How do you go about storing cheese after aging? Do you need to stop the maturation process? Can you?
There are some of the questions that I was asked today by a reader, Roger in NZ. Here is his email (with permission).
I hope you had a great Xmas and New Year.
I wonder if you could tell me about what to do once your cheese has matured. I have made
your Stilton and Wensleydale and they are maturing nicely so when they are ready do you cut them into wedges and wrap them?
Are they then kept in the refrigerator or are they left in the cheese maturing box?
Do you remove all the cheese wax when you first cut into the Wensleydale?
Sorry to bother you about this but I envy your extensive knowledge on these things.
Thanks and best regards,
Roger, Palmerston North, New Zealand”
Well Roger and dear readers, these are some issues that you will need to deal with as your cheese matures.
Personally, semi-hard cheese like Wensleydale can be treated in two ways. The first way is to leave it to mature in your cheese fridge/cave until you want to use it, as it will grow stronger in flavour as time passes. However there will come a time when you want to stop maturation and keep that certain special flavour until the cheese is totally consumed.
When I think a cheese has matured, I removed the wax, give the cheese a clean with a clean cloth and brine solution if it has any blemishes or mould, and then taste a little bit of it.
If the cheese has not reached the desired flavour, I re-wax it as quickly as I can and pop it back in the cheese fridge with a new date attached to it for when I am going to retry it again.
|Aged Pepperjack with a re-waxed quarter.|
However, if the cheese is just right, then I cut it into quarters, and either vac-pack each quarter separately, or re-wax each quarter, label them and put them in a cheese box that I have in the normal refrigerator. By dropping the temperature down to around 4C (39F), it slows down the aging process dramatically. Excluding air by waxing or vac-packing each quarter ensures that there should be no further mould development.
If it is a Stilton or Blue cheese, you could vac-pack, but I find that it is just as easy and safe to wrap in cheese micro-wrap, or wrapping in grease-proof baking paper. Then store it in the normal refrigerator as per a semi-hard cheese.
Same goes for a hard cheese like Parmesan or Romano. I simply wrap these cheeses in baking paper, store them at 4C, and they tend not to dry out any further.
Besides, my finished cheese tends not to be stored too long after maturation, because our family has either eaten it, or I have given it away to friends!
I hope this post has shed some light on what to do with your cheese after maturation.
Do any of you do it differently that may be worth mentioning? Please feel free to leave a comment.
Not sure if I have sent this already as it disappeared from my screen!!

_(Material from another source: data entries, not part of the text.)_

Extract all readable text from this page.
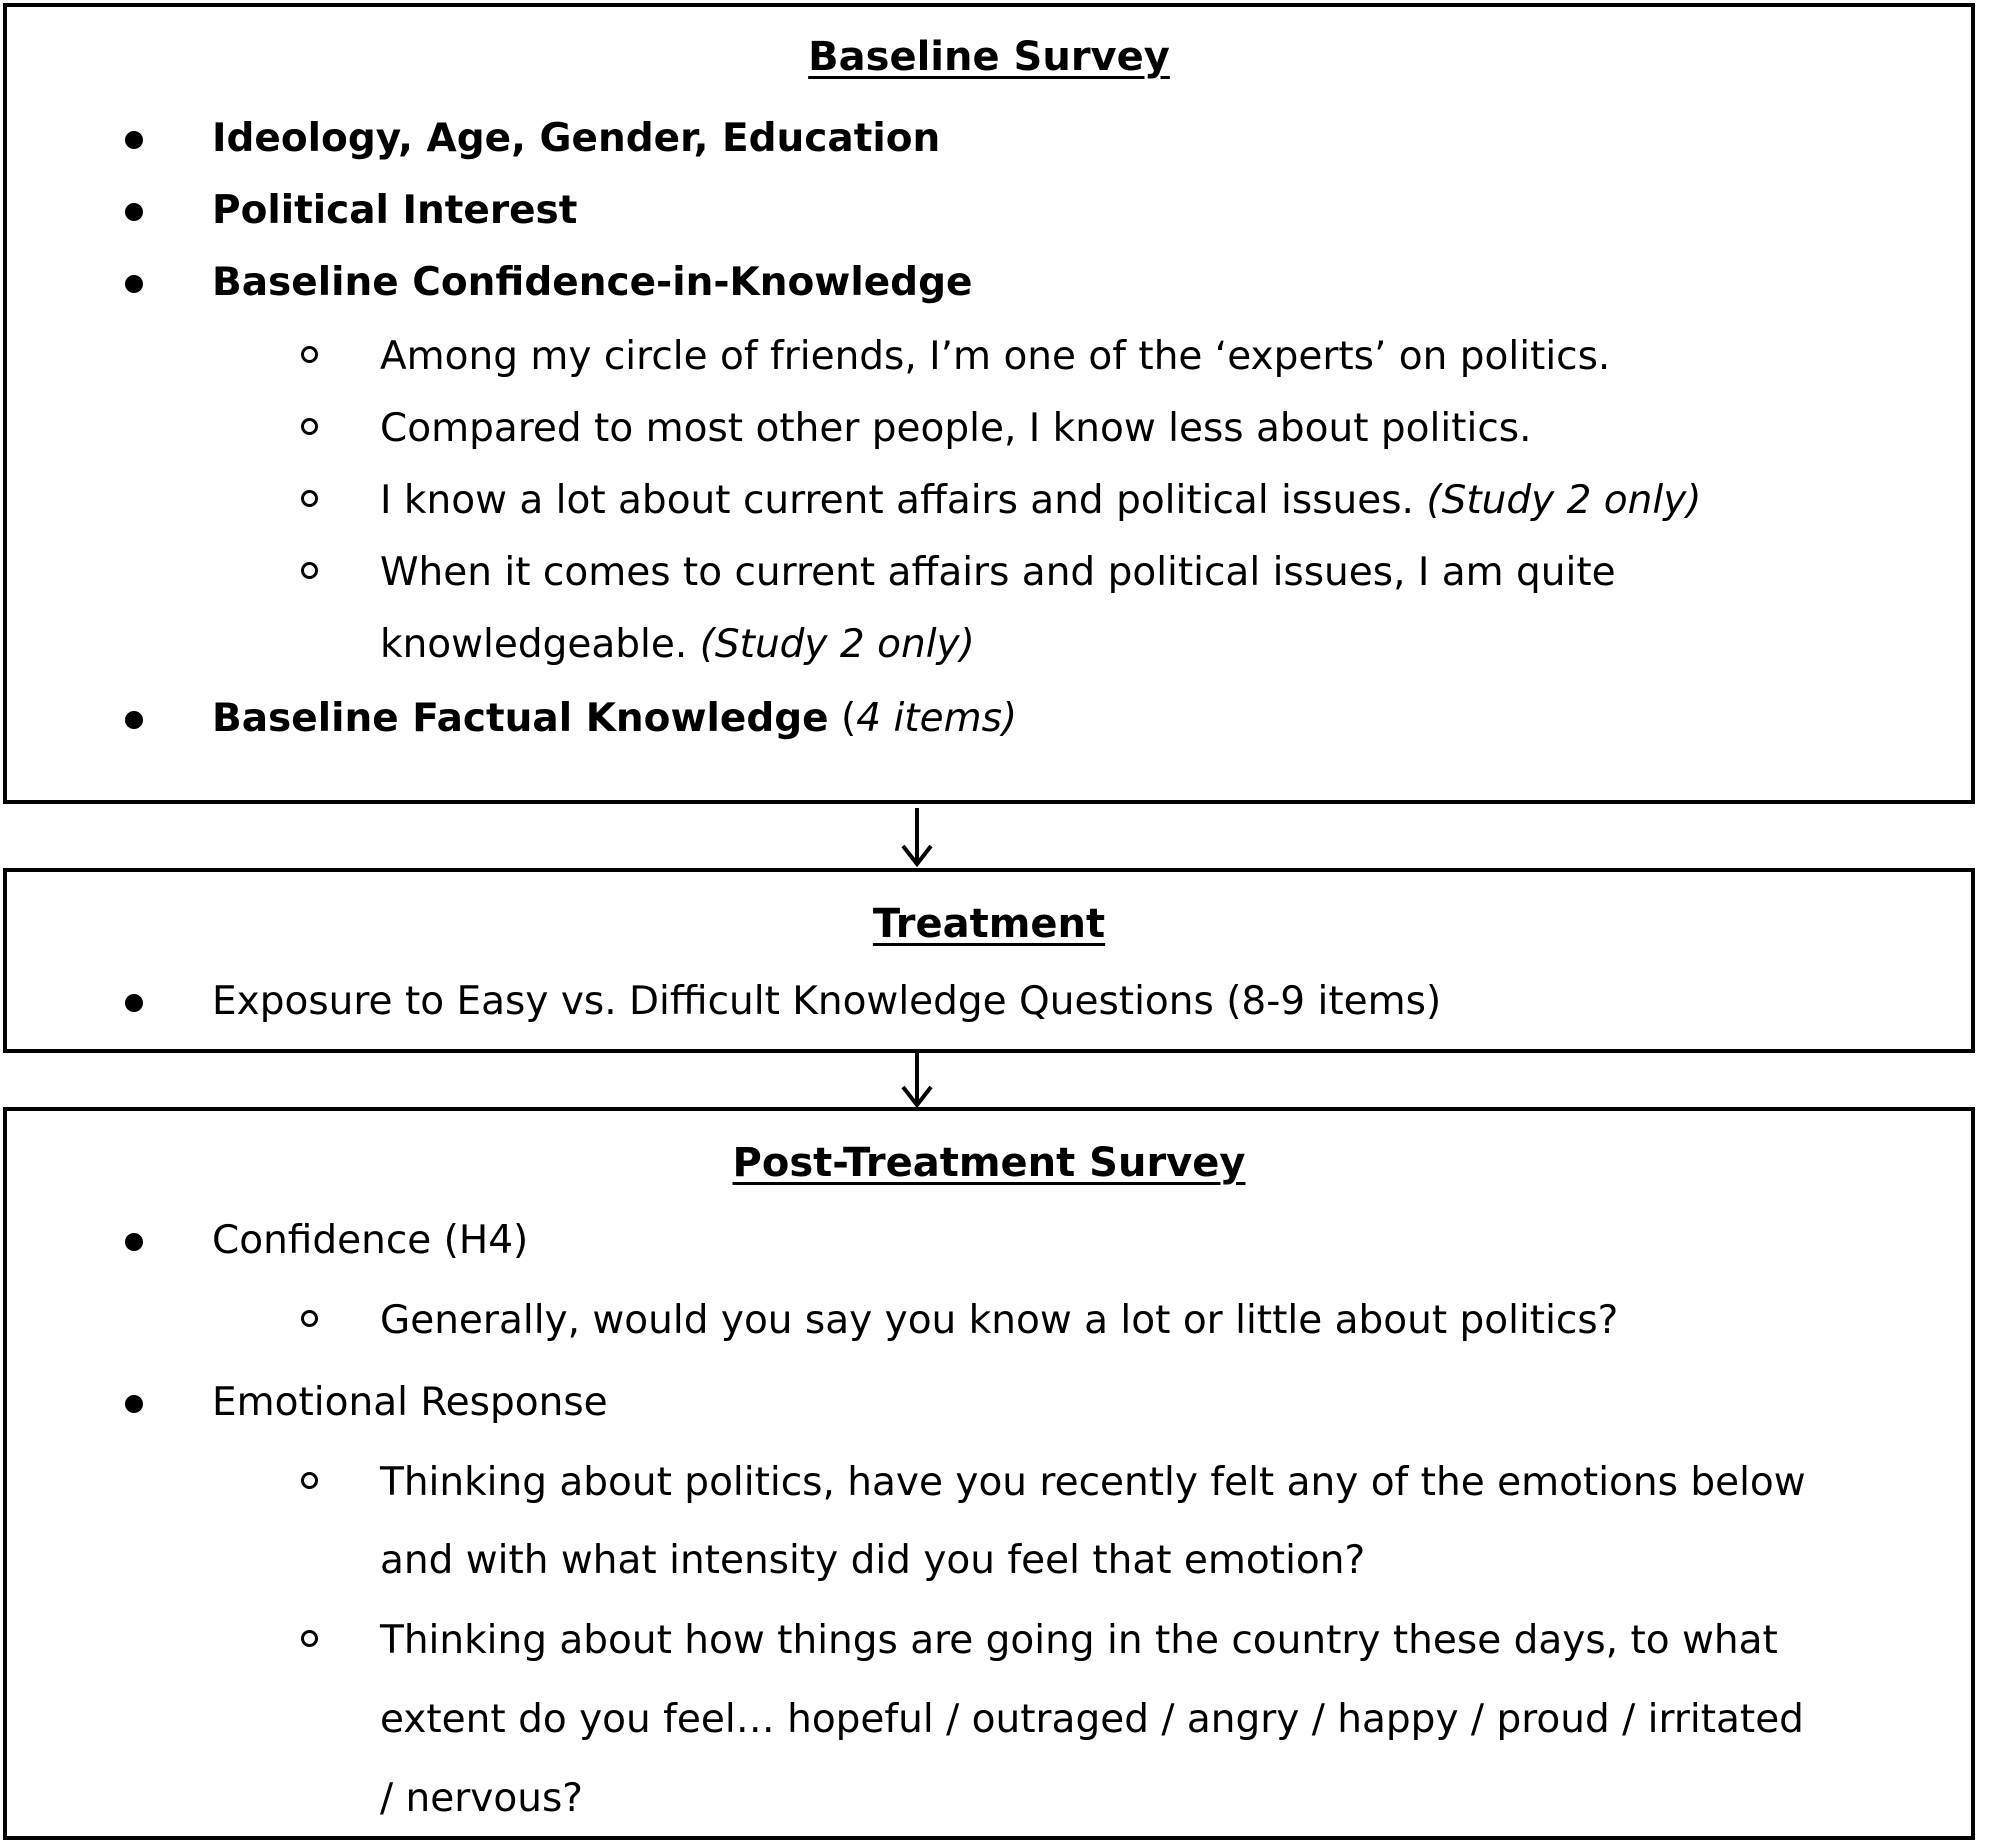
Baseline Survey
Ideology, Age, Gender, Education
Political Interest
Baseline Confidence-in-Knowledge
Among my circle of friends, I’m one of the ‘experts’ on politics.
Compared to most other people, I know less about politics.
I know a lot about current affairs and political issues. (Study 2 only)
When it comes to current affairs and political issues, I am quite
knowledgeable. (Study 2 only)
Baseline Factual Knowledge (4 items)
Treatment
Exposure to Easy vs. Difficult Knowledge Questions (8-9 items)
Post-Treatment Survey
Confidence (H4)
Generally, would you say you know a lot or little about politics?
Emotional Response
Thinking about politics, have you recently felt any of the emotions below
and with what intensity did you feel that emotion?
Thinking about how things are going in the country these days, to what
extent do you feel… hopeful / outraged / angry / happy / proud / irritated
/ nervous?
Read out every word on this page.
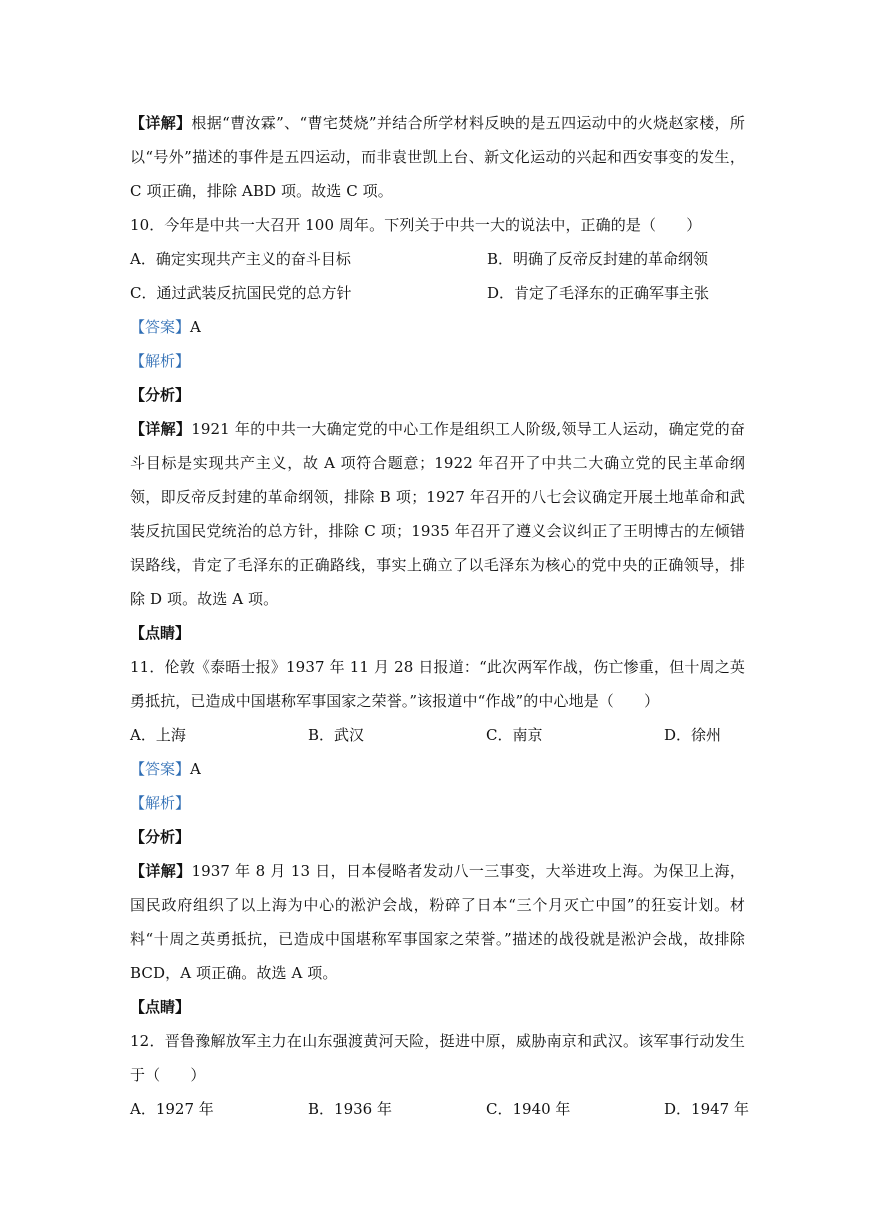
【详解】根据“曹汝霖”、“曹宅焚烧”并结合所学材料反映的是五四运动中的火烧赵家楼，所以“号外”描述的事件是五四运动，而非袁世凯上台、新文化运动的兴起和西安事变的发生，C 项正确，排除 ABD 项。故选 C 项。
10．今年是中共一大召开 100 周年。下列关于中共一大的说法中，正确的是（　　）
A．确定实现共产主义的奋斗目标	B．明确了反帝反封建的革命纲领
C．通过武装反抗国民党的总方针	D．肯定了毛泽东的正确军事主张
【答案】A
【解析】
【分析】
【详解】1921 年的中共一大确定党的中心工作是组织工人阶级,领导工人运动，确定党的奋斗目标是实现共产主义，故 A 项符合题意；1922 年召开了中共二大确立党的民主革命纲领，即反帝反封建的革命纲领，排除 B 项；1927 年召开的八七会议确定开展土地革命和武装反抗国民党统治的总方针，排除 C 项；1935 年召开了遵义会议纠正了王明博古的左倾错误路线，肯定了毛泽东的正确路线，事实上确立了以毛泽东为核心的党中央的正确领导，排除 D 项。故选 A 项。
【点睛】
11．伦敦《泰晤士报》1937 年 11 月 28 日报道：“此次两军作战，伤亡惨重，但十周之英勇抵抗，已造成中国堪称军事国家之荣誉。”该报道中“作战”的中心地是（　　）
A．上海	B．武汉	C．南京	D．徐州
【答案】A
【解析】
【分析】
【详解】1937 年 8 月 13 日，日本侵略者发动八一三事变，大举进攻上海。为保卫上海，国民政府组织了以上海为中心的淞沪会战，粉碎了日本“三个月灭亡中国”的狂妄计划。材料“十周之英勇抵抗，已造成中国堪称军事国家之荣誉。”描述的战役就是淞沪会战，故排除 BCD，A 项正确。故选 A 项。
【点睛】
12．晋鲁豫解放军主力在山东强渡黄河天险，挺进中原，威胁南京和武汉。该军事行动发生于（　　）
A．1927 年	B．1936 年	C．1940 年	D．1947 年
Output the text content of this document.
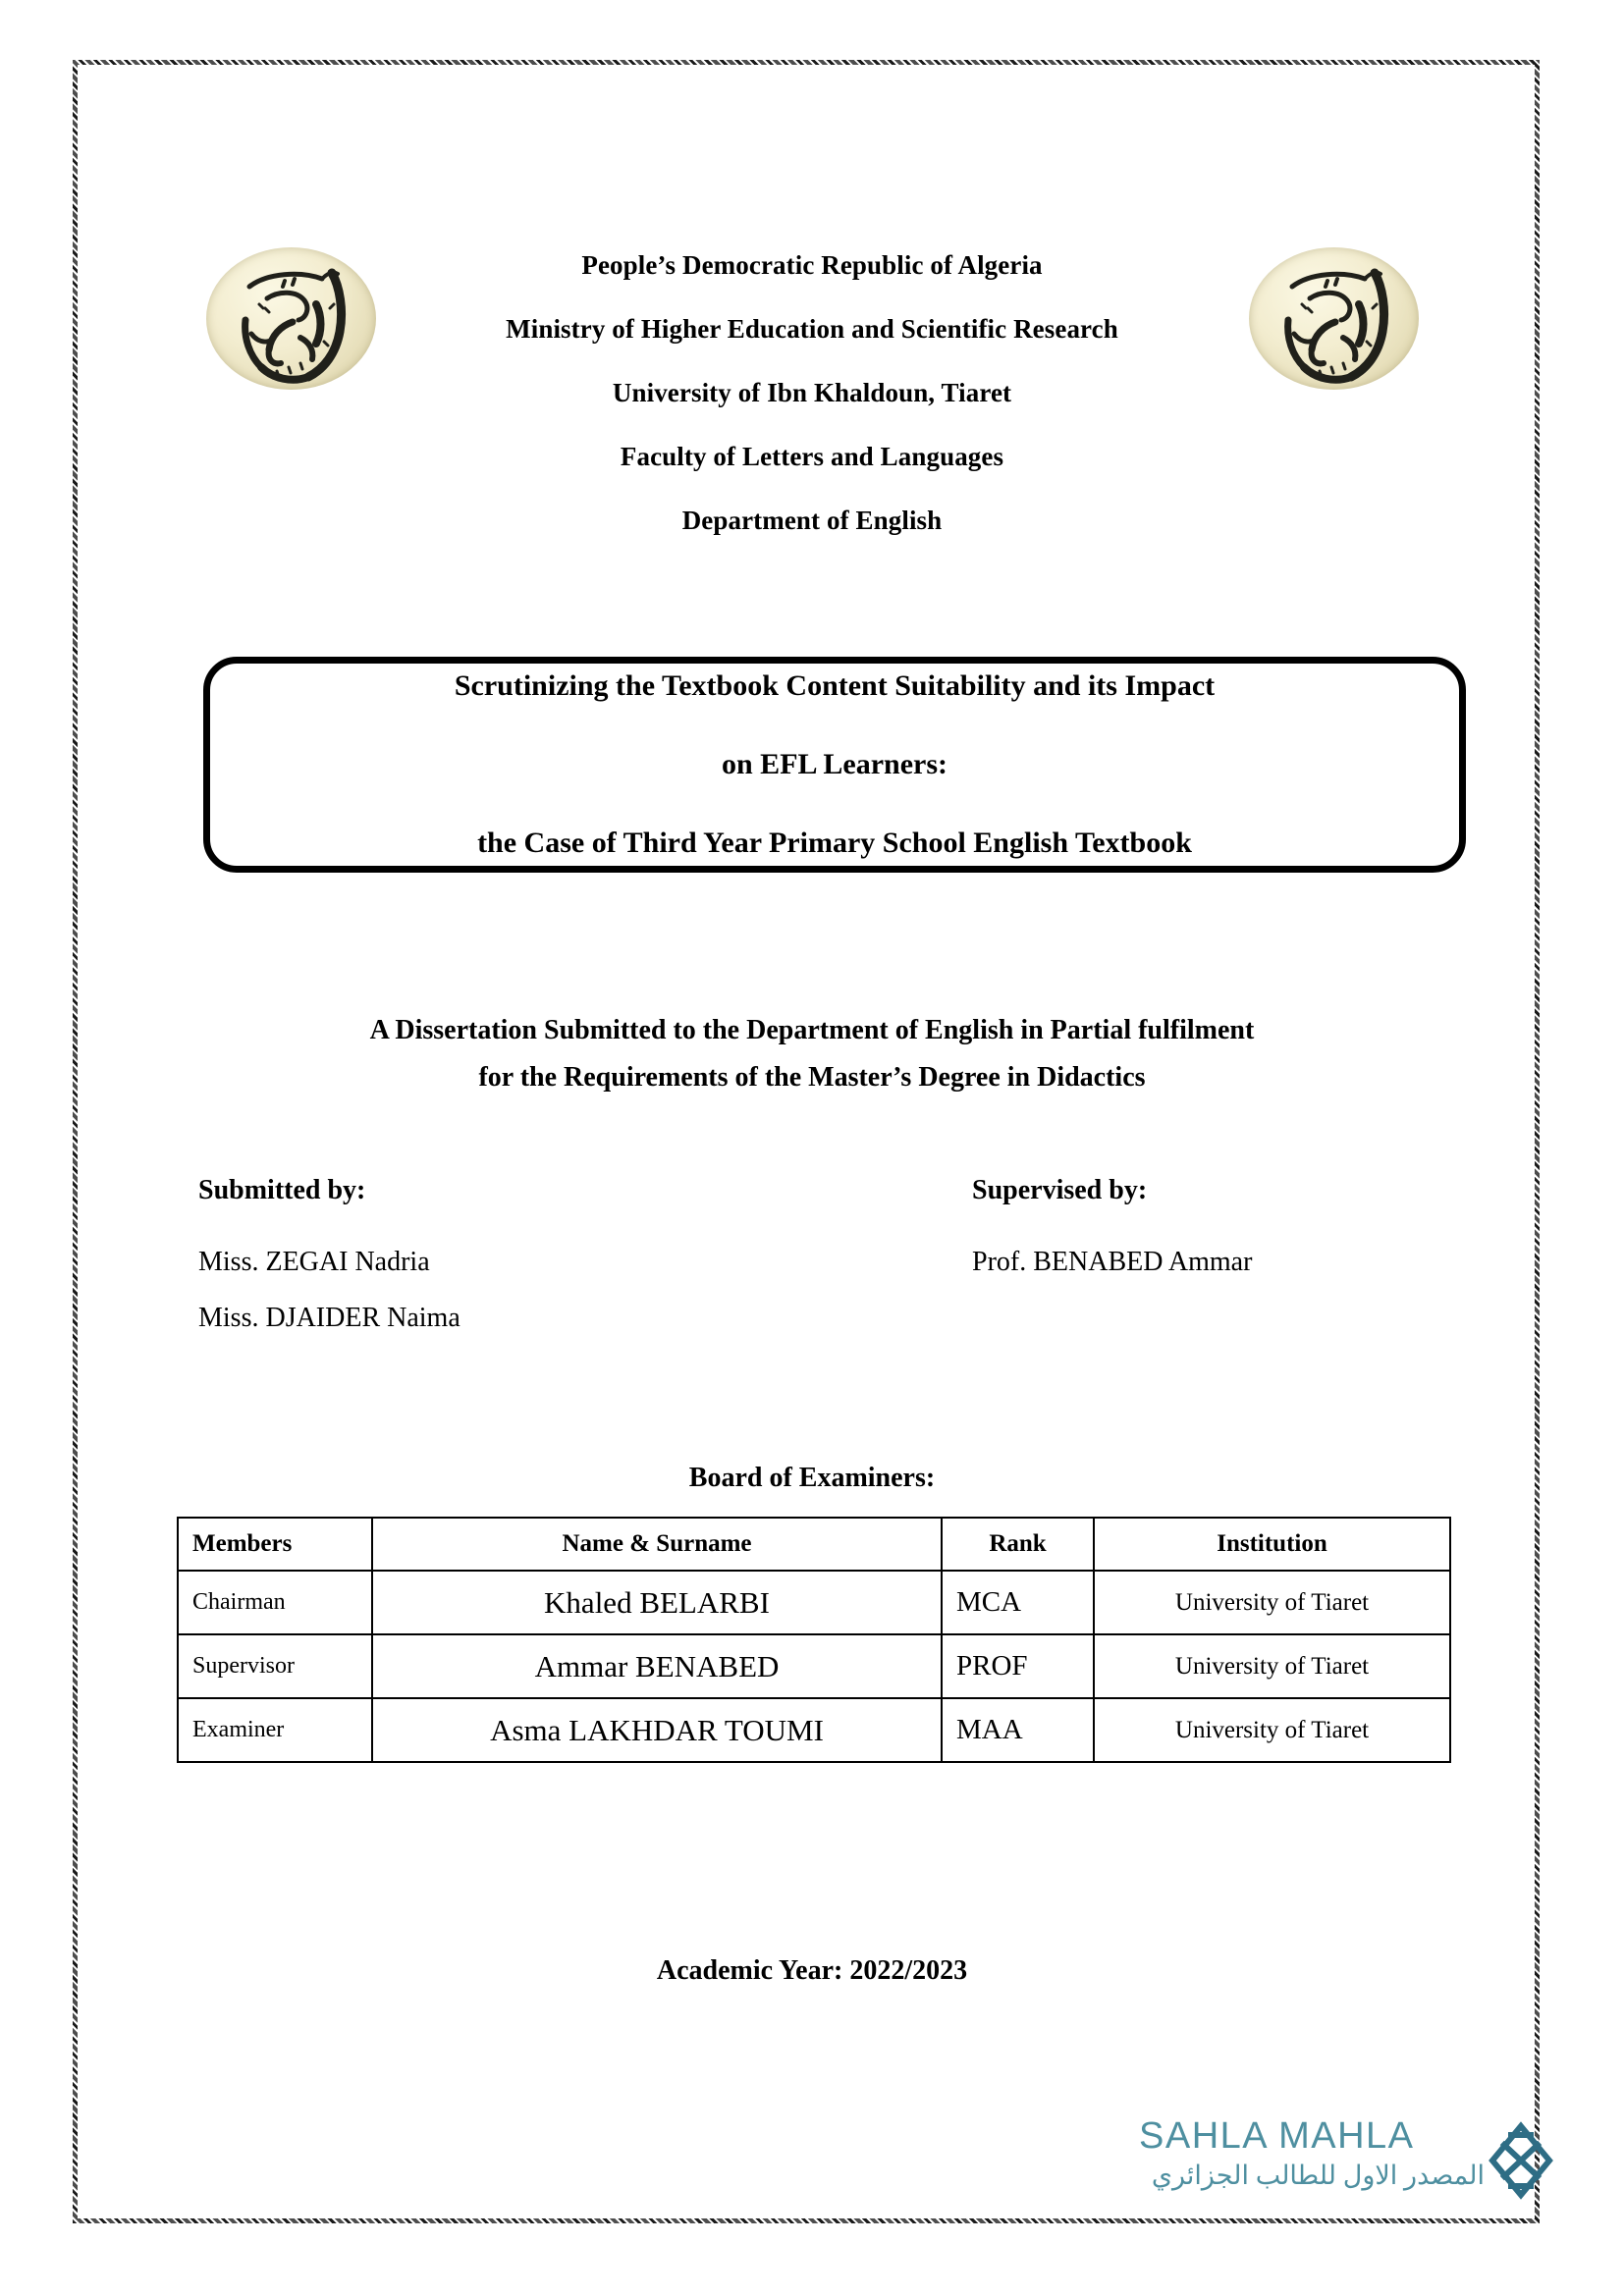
People’s Democratic Republic of Algeria
Ministry of Higher Education and Scientific Research
University of Ibn Khaldoun, Tiaret
Faculty of Letters and Languages
Department of English
Scrutinizing the Textbook Content Suitability and its Impact
on EFL Learners:
the Case of Third Year Primary School English Textbook
A Dissertation Submitted to the Department of English in Partial fulfilment
for the Requirements of the Master’s Degree in Didactics
Submitted by:
Miss. ZEGAI Nadria
Miss. DJAIDER Naima
Supervised by:
Prof. BENABED Ammar
Board of Examiners:
Members	Name & Surname	Rank	Institution
Chairman	Khaled BELARBI	MCA	University of Tiaret
Supervisor	Ammar BENABED	PROF	University of Tiaret
Examiner	Asma LAKHDAR TOUMI	MAA	University of Tiaret
Academic Year: 2022/2023
SAHLA MAHLA
المصدر الاول للطالب الجزائري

Although not exactly on the subject of what to do with cheese that has aged sufficiently I notice on this blog a photo showing your cheese and some store-bought crackers. Here is a very nice recipe for home made crackers that are much more flavourful that the store-bought ones.
1. In a large bowl mix:
1½ cups Whole-wheat flour
1 cup White flour
1 tsp Baking Powder
½ tsp Salt
1/3 cup Oil (I use olive oil)
½ cup Sunflower seeds (raw)
¼ cup Ground flax
¼ cup Sesame seeds
1 cup Water
Combine everything into a dough which should be moist but not sticky.
2. Roll out the dough to 1/8 to 1/16 inch thick and transfer to a cookie sheet covered in parchment paper.
3. Score the lines but do not separate pieces. It is easier to press the knife down rather than slide it along. Or use a pizza cutter.
4. Lightly brush the surface with salty water.
5. Bake 20 – 25 mins at 375 F (190 C) or until crackers are just turning a brownish colour. They do not need to be crispy at this stage as they will harden up as they cool on the baking sheet or cooling rack. Let crackers cool for 5 mins, then break apart on scored lines and finally let them cool completely.
1. Do not overwork the dough as it will become rubbery like bread dough and be very difficult to roll out. Regular pastry flour might be better.
2. Put a second cookie sheet on the oven rack below to shield the crackers and prevent them getting burnt.
I look forward to seeing a photo of your cheese alongside your home made crackers.
I suppose I have a slightly different situation because we make all our cheese when our cow has lots of milk and need to keep it through the year. At first we set up a cheese fridge at the right temperature, but to be honest, all our cheeses seemed to taste the same no matter what we did (the joy of unpasturised milk!). So now I just use a very simple recipe (Romano) and vac pack it after its dried out from the brine, about a week in the normal fridge seems ok. Then we just leave them vac packed in the normal fridge until we need them. I tend to grate the cheese and keep it in a bag in the freezer ready to sprinkle on things. The other cheese that I find is quick and easy is feta and it seems to do well stored in oil and herbs in the fridge (texture improves over time too :)). I tried storing it in brine and it dissolved! My aim is to keep things very simple, as I don't have time for waxing and working out when to do things at the right time. I think this would be different to just making cheese with bought milk whenever you feel like, for me its more of a chore to use up the excess milk we have, although it is an enjoyable chore when it all goes well.